Para aqueles que se identificam com as delações premiadas, já em 1935, John Ford dirigia – “O Delator” (The Informer – Victor McClaguen), que se passa na Irlanda quando Gypo, um irlandês meio idiota, denuncia seu melhor amigo por uma recompensa como resultado de uma desilusão amorosa e ainda por desgosto de não ser aceito para integrar o exercito revolucionário (IRA), Ele passa a sofrer com a delação diferentemente daqueles daqui do Brasil.

No caso dos simpatizantes das gravações sigilosas e o resultado desastroso que elas produzem na vida das pessoas que tem suas privacidades invadidas, sugiro um filme de F. Copola, intitulado “A Conversação” onde Gene Hackman interpreta um especialista em escutas contratado por uma empresa, que não a JBS, para gravar um casal, resultando em uma trama que pode levar ao assassinato, visto que ele já havia vivido tais circunstâncias. Ele termina psicótico em função das suas atividades, diferentemente dos nossos escutadores que já são!

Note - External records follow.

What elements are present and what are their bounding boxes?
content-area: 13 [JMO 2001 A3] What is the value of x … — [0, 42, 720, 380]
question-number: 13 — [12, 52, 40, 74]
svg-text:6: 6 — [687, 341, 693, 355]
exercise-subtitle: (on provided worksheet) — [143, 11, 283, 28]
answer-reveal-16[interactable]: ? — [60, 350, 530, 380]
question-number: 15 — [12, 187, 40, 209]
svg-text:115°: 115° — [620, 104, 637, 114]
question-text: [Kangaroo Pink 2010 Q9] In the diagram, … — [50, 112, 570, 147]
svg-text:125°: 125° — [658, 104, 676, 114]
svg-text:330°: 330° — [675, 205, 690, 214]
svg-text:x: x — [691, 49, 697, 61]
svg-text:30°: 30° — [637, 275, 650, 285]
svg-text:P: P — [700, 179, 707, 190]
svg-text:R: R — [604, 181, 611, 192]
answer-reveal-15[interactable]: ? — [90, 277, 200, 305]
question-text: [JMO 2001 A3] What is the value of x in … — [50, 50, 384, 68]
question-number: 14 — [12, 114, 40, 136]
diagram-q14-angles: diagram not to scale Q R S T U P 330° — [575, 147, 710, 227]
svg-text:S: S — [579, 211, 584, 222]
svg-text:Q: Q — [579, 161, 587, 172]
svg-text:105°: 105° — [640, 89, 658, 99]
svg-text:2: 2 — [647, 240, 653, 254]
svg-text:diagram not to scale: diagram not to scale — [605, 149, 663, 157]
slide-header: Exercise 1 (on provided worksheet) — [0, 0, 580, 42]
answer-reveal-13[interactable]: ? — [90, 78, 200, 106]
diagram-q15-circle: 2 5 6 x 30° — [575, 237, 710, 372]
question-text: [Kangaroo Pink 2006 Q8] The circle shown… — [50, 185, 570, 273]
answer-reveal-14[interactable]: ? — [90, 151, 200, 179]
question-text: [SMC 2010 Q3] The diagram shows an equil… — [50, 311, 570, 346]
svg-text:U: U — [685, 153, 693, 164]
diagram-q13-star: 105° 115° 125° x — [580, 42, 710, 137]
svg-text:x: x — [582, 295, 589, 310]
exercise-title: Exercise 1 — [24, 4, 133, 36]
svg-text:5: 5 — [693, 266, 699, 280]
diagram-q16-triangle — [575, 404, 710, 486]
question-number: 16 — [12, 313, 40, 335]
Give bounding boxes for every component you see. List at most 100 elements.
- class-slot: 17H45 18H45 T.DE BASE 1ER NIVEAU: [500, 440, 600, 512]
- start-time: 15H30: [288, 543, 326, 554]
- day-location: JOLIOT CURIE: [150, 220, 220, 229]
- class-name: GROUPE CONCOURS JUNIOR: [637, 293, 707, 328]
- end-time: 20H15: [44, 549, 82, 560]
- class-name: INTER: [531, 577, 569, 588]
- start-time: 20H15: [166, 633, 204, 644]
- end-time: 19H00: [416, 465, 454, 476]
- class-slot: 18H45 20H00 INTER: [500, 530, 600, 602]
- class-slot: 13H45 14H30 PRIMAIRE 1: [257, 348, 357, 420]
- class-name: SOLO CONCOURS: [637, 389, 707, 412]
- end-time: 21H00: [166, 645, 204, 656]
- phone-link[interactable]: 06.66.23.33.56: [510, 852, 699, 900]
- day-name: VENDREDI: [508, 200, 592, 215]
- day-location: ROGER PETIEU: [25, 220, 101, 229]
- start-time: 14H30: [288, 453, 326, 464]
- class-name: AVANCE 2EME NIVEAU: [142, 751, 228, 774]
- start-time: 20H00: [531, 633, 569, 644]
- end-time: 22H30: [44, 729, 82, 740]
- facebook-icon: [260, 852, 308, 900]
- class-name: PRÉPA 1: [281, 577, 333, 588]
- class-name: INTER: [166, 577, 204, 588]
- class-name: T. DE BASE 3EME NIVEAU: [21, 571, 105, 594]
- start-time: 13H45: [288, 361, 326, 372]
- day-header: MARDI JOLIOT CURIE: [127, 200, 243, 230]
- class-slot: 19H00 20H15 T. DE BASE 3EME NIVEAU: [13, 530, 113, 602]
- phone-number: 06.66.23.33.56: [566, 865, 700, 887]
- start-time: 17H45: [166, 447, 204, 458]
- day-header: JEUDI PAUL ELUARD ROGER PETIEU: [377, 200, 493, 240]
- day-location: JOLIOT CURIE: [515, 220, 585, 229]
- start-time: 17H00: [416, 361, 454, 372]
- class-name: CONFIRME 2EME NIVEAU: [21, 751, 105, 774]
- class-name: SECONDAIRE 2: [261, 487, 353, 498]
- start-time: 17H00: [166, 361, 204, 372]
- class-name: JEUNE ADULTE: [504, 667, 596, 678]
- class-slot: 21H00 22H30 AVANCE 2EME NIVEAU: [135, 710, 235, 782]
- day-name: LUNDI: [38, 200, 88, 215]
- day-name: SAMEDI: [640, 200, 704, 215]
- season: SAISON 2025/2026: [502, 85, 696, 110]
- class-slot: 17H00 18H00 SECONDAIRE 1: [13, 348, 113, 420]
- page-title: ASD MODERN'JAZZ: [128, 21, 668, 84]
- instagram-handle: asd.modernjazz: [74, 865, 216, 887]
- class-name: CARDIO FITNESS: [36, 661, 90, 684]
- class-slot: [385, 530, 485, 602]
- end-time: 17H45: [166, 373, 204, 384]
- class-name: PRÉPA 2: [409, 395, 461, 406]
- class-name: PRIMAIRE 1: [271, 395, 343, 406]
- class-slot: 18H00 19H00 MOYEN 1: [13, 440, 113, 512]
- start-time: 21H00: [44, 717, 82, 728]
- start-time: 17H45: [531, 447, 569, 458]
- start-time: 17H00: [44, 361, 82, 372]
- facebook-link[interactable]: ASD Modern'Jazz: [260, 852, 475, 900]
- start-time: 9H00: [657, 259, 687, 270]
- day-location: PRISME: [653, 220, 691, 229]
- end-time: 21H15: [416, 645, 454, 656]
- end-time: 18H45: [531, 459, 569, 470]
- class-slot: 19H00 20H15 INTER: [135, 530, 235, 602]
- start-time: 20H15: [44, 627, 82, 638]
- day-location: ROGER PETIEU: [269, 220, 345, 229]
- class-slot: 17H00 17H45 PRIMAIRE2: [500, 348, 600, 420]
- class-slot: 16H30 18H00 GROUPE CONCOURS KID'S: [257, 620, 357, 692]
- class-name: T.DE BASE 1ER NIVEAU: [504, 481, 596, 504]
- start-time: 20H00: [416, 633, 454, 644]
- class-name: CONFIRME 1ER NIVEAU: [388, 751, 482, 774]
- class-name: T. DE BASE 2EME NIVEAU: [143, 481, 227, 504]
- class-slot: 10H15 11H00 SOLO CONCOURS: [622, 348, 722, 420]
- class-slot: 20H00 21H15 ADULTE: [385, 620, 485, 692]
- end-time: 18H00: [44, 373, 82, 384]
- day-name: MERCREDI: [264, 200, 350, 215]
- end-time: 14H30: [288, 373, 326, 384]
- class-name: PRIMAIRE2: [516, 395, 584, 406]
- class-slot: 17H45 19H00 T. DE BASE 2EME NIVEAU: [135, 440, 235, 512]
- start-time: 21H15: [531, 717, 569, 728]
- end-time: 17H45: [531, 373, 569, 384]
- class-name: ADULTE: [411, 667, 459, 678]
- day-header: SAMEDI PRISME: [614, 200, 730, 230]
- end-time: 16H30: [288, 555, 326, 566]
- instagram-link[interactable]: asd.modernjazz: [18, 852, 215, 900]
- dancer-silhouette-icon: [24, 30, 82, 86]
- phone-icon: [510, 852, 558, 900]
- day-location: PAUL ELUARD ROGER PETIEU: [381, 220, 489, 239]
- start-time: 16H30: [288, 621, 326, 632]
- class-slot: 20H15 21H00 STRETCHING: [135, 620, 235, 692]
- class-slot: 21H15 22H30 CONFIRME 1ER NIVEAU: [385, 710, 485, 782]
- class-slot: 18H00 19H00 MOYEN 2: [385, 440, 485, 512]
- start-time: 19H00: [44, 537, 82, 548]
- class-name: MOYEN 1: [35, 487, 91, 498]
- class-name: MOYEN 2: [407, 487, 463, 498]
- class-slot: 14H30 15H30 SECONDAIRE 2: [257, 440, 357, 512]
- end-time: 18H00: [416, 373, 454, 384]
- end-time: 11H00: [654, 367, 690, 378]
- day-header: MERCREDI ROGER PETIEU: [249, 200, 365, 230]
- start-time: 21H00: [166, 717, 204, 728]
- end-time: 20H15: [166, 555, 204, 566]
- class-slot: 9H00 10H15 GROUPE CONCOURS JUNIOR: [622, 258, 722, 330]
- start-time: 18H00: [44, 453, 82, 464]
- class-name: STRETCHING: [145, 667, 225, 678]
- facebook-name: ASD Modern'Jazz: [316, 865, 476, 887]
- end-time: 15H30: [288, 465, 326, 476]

No caso daqueles que ainda acreditam que a crise econômica é devida a uma pessoa, um governo e um partido, ou que acham que a corrupção é fato novo, responsável por todos os efeitos negativos no desenvolvimento do Brasil, o documentário – “Capitalismo – Uma estória de amor”- produzido por Michael Moore e disponível, de graça, e engraçado (https://www.youtube.com/watch?v=hwzDrLW0aGw) explora a verdadeira crise, a mundial, a partir do capitalismo que desvirtuou os ideais americanos de liberdade previstos na Constituição, mas não observados adequadamente por grupos que visam a geração de lucro e restrito a um pequeno grupo de exploradores da sociedade. Importante lembrar que Michael Moore é americano, não é cubano, nem venezuelano.

Para os jovens que não viveram a verdadeira história, aquela contada anos depois pelo tempo, dando razão aos perdedores, ou aos seus pais que na época viviam nos bailes da Jovem, curtindo os Blue Caps, Roberto e a Jovem Guarda ou mesmo vendo filmes da Cinédia ou do Mazzaroppi, alheios dos acontecimentos, podemos limpar a barra com uma reportagem do jornalista – Flavio Tavares, -  https://www.youtube.com/watch?v=v-HhhdgYOaA denominada “O Dia Que Durou 24 Horas”, que mostra o patrocínio do governo americano no apoio ao golpe que resultou na queda de João Goulart, baseado na revelação de documentos top -secretos e originais, mostrando a participação, o planejamento do golpe e a anuência de Kennedy. Para alguns a teoria da conspiração não existe!

Se você é daqueles que acredita em erro judiciário deveria ver “O Caso dos Irmãos Naves” (1967)- de Luís Sergio Person, interpretados por Cortez e Juca de Oliveira, protagonistas dos irmãos Naves, presos, torturados, e mortos em Araguari, acusados injustamente de um crime em 1937, ao relatarem a polícia o desaparecimento de um sócio que viajara com dinheiro na época da polícia especial do Estado Novo, em que a justiça mandava e desmandava sem dar satisfações à sociedade.

Os dias atuais por vezes lembram o filme de Orson Wells, “O Processo” (1962) romance de Franz Kafka, onde da noite para o dia um bancário é conduzido coercitivamente de seu próprio quarto: ao acordar é comunicado que estava sendo processado desconhecendo o motivo. Acreditava que ao ser interrogado esclareceria suas dúvidas, mas nem mesmo o inquiridor ou os próprios guardas conheciam o real motivo da sua detenção. Trata-se de um pesadelo, irreal para quem não o está vivendo, e retrata um sistema judiciário despótico de um regime autoritário no Leste Europeu.

Se você acha que um sindicato forte é desnecessário para a manutenção dos seus direitos trabalhistas porque não rever “F.I.S.T.“, (1978) de N.. Jewison estrelado por S. Stallone, no papel de um sindicalista de camioneiros americanos, a semelhança de uma história real.
Agora, uma vez municiados, partamos para ação!